We present a novel halometallate molten salt based on imidazolium cation with two structural transitions from 100 to 400 K which has been studied by X-ray and neutron diffraction techniques. Furthermore, the magnetic structure at low temperature and the ionic conductivity is also described.
This contribution addresses standing questions about the nature and consequences of the ion self-assembly and magnetic structures, as well as the molecular motion of the crystalline structure as a ...function of the temperature, in halometalate materials based on imidazolium cation. We present the magnetic structure and magnetostructural correlations of 1-ethyl-2,3-dimethylimidazolium tetrachloridoferrate, (Edimim)FeCl4, resolved by neutron diffraction studies. Single-crystal, synchrotron powder X-ray diffraction and powder neutron diffraction techniques have been combined to follow the temperature evolution on its crystallographic structure from 2 K close to its melting point (340 K). In this sense, slightly above room temperature (307 K) (Edimim)FeCl4 presents a single-crystal to single-crystal transition (SCSC), from phase I (space group P21/n) to phase II (P21/m), accompanied by a notable increase in the disorder of the imidazolium cation, as well as in the metal complex anion.

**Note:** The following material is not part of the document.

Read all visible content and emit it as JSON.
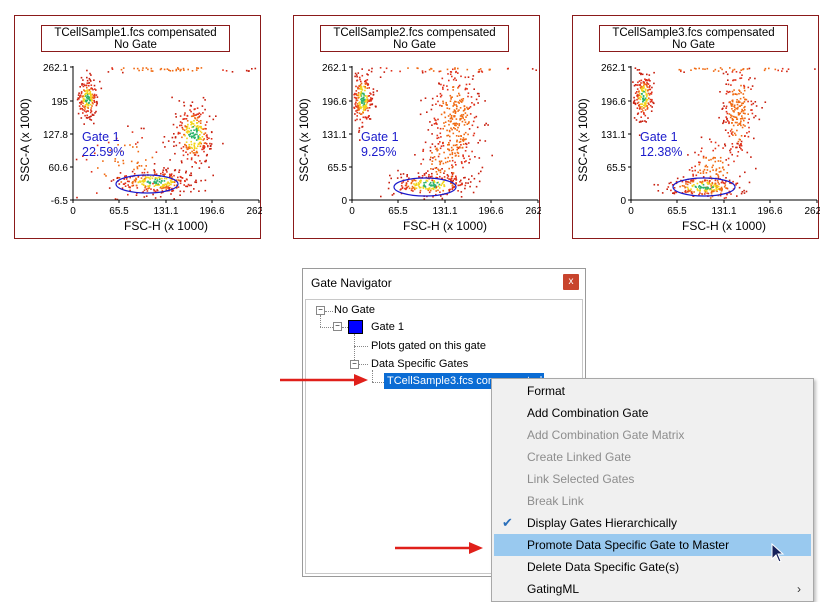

The temperature evolution and solid-phase transitions of the presented compound were followed in detail by synchrotron X-ray powder diffraction (SXPD), which confirms the occurrence of another phase transition at 330 K, phase III (P21/m), the crystal structure of which was elucidated from the SXPD pattern. Moreover, this material presents an anisotropic thermal expansion with a switch from axial positive to negative thermal expansion coefficients as the temperature is raised above the first phase transition, which has been correlated with the molecular motion of the imidazolium-based molecules, producing not only a shortening of the counterion···counterion distances but also the occurrence of different quasi-isoenergetic crystal structures as a function of the temperature.